How do two light beams, one squeezed in phase and the other in amplitude, superposed on a beamsplitter, result in an EPR entangled state?

I have found this information in Section 4 of this paper: https://www.degruyter.com/view/journals/nanoph/5/3/article-p469.xml?language=en

Also on Wikipedia https://en.wikipedia.org/wiki/Squeezed_states_of_light#Entanglement-based_quantum_key_distribution

And here in Figure 1 https://arxiv.org/pdf/1508.06462.pdf

That combining two squeezed light beams with a phase difference of 90 degrees (pi/2 radians) on a beamsplitter and will generate two entangled beams at the output that can be measured with homodyne detection, their quantum uncertainties in phase and amplitude will be correlated.

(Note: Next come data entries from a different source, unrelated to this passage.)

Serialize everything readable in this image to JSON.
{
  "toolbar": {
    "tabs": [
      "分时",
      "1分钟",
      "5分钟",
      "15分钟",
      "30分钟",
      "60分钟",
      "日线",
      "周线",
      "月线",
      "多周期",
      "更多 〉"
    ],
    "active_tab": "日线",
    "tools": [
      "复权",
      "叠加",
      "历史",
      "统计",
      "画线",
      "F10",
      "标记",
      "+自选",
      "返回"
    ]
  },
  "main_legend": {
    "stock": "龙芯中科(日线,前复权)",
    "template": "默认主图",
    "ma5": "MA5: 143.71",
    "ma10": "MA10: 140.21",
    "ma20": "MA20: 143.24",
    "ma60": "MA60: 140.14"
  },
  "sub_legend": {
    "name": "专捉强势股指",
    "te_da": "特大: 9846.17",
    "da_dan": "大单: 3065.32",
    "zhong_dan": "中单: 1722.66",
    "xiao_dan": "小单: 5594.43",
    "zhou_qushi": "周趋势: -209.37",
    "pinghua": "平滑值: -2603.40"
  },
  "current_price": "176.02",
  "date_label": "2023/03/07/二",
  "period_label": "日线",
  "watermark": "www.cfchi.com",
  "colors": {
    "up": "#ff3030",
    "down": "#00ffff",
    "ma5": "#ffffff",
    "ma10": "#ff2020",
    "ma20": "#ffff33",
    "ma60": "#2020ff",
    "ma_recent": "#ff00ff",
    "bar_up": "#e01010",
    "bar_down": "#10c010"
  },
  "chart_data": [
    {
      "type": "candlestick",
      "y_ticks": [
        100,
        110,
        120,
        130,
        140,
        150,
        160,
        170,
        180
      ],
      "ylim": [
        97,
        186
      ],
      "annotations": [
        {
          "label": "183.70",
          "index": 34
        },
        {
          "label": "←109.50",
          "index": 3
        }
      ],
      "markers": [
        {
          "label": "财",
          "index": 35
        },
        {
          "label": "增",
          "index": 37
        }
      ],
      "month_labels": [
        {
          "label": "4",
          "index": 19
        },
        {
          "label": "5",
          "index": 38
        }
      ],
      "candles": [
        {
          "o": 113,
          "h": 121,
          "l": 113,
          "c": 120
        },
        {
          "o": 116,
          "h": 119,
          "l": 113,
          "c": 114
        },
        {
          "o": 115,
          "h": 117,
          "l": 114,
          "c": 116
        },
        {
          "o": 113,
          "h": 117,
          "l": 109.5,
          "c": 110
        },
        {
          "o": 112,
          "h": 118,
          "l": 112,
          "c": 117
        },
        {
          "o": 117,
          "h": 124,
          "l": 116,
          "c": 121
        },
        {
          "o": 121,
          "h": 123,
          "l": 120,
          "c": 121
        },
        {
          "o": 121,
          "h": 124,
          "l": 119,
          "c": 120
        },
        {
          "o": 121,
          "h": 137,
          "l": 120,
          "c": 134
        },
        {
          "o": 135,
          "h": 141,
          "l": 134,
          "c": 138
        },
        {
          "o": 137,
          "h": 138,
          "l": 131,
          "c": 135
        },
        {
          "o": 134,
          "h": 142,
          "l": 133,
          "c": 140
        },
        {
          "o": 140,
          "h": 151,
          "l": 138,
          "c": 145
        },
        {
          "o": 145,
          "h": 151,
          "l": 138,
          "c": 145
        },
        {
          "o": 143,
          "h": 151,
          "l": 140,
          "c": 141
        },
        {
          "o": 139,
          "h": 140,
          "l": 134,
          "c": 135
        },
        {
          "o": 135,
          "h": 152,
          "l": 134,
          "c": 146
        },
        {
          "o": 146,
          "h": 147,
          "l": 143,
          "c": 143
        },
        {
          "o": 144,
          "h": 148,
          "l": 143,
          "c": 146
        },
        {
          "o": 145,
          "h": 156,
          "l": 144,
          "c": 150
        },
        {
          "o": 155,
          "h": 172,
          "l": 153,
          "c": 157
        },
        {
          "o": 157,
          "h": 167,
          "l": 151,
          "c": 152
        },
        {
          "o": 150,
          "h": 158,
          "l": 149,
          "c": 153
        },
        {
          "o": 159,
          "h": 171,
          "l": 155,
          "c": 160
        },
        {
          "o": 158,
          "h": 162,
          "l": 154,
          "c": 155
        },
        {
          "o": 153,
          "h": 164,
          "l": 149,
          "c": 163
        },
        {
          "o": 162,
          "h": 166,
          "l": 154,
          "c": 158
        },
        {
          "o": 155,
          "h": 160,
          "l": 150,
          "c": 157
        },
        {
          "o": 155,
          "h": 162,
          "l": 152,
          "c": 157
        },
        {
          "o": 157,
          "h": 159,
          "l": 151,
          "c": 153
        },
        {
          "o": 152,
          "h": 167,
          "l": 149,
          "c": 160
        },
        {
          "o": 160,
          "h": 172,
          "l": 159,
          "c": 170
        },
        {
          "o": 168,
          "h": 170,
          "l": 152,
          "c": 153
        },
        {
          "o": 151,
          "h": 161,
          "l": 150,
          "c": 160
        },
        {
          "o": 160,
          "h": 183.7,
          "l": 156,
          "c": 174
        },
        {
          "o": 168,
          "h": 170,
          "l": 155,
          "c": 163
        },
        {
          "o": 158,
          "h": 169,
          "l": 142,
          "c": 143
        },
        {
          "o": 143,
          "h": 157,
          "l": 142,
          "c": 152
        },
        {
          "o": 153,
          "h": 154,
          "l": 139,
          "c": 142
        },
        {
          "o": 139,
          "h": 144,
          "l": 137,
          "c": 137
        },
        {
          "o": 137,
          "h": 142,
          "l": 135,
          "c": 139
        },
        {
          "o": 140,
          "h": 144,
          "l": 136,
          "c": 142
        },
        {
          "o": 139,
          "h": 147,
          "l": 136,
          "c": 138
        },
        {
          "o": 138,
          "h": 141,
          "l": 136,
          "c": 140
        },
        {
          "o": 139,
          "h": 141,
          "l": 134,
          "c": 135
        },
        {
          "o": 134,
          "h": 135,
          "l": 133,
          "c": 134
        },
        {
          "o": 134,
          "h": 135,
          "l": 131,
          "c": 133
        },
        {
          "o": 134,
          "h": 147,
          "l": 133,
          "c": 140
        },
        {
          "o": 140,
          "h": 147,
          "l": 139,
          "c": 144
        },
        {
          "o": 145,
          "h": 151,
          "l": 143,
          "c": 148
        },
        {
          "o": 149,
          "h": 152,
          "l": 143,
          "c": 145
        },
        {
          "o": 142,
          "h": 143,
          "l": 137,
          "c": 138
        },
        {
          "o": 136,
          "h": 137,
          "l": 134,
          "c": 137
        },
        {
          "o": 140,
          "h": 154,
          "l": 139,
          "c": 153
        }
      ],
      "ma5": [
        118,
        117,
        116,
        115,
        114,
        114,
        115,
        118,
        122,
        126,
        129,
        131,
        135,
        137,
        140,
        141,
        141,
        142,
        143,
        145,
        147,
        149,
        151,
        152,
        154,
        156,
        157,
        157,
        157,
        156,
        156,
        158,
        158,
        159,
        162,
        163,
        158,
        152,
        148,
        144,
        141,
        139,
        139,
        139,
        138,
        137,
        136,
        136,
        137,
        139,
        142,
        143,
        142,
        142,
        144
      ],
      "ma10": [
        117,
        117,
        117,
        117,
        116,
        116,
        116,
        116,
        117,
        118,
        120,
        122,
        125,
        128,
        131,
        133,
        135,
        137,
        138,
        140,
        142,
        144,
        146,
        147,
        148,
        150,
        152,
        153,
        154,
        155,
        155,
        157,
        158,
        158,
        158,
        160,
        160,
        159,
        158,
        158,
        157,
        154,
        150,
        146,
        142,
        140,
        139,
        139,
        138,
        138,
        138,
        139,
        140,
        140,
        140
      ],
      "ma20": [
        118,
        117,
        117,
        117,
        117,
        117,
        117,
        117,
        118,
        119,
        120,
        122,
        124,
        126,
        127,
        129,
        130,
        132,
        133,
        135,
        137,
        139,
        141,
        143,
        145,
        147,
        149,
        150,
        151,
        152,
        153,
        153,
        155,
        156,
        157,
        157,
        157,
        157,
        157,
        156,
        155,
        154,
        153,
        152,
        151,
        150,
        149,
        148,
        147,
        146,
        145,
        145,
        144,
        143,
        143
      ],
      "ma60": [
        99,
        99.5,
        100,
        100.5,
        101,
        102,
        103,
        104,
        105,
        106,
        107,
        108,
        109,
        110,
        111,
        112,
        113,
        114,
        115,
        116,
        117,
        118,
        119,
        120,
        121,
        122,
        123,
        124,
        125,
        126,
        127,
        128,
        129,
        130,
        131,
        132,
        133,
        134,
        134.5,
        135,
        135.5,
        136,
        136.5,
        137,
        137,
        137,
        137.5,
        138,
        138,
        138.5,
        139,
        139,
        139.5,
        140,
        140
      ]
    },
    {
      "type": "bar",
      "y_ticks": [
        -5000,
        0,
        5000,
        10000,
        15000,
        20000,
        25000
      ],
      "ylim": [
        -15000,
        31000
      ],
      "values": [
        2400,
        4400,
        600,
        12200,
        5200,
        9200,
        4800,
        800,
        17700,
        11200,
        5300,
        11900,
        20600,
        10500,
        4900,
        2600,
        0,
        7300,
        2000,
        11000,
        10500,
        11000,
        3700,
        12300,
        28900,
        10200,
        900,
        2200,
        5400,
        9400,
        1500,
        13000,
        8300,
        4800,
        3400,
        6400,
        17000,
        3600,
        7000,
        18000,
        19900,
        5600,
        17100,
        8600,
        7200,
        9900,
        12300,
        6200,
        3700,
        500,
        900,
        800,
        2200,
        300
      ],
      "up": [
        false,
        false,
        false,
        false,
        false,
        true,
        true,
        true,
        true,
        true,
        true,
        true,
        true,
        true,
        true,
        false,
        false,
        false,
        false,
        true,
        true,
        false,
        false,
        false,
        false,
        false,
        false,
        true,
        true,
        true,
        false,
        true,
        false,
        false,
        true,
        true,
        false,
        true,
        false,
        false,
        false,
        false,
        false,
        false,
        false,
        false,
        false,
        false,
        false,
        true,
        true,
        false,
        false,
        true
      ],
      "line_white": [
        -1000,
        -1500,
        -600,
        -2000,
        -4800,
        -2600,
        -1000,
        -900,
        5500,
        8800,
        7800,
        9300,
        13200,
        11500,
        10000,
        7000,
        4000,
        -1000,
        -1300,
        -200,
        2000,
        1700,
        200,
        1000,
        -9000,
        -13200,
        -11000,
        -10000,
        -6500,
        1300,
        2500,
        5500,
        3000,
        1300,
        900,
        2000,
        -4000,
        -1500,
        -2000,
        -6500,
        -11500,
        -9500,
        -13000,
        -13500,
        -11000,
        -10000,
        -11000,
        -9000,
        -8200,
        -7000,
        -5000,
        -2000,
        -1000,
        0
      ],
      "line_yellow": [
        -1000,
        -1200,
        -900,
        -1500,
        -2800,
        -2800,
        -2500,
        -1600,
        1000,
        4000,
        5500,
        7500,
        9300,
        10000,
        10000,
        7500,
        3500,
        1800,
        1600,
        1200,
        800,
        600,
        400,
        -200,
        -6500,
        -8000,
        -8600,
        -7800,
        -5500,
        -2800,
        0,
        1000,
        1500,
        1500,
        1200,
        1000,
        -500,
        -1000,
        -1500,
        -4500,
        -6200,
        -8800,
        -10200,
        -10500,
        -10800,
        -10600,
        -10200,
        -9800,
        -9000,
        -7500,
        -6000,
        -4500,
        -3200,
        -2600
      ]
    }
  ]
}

Here is a more general description of states entangled in phase and amplitude called continuous variable entanglement http://gdriqfa.unice.fr/IMG/pdf/Laurat_ENT_invited-talk_GDR-IQFA_Nice_March2011.pdf.

And I do not understand the logic behind it. Bell state measurement is supposed to be probabilistic, for example when swapping entanglement between two photon pairs entangled in polarization emitted by a nonlinear crystal.

Here it says continuous variable entanglement is deterministic, as opposite to probabilistic. How is it possible?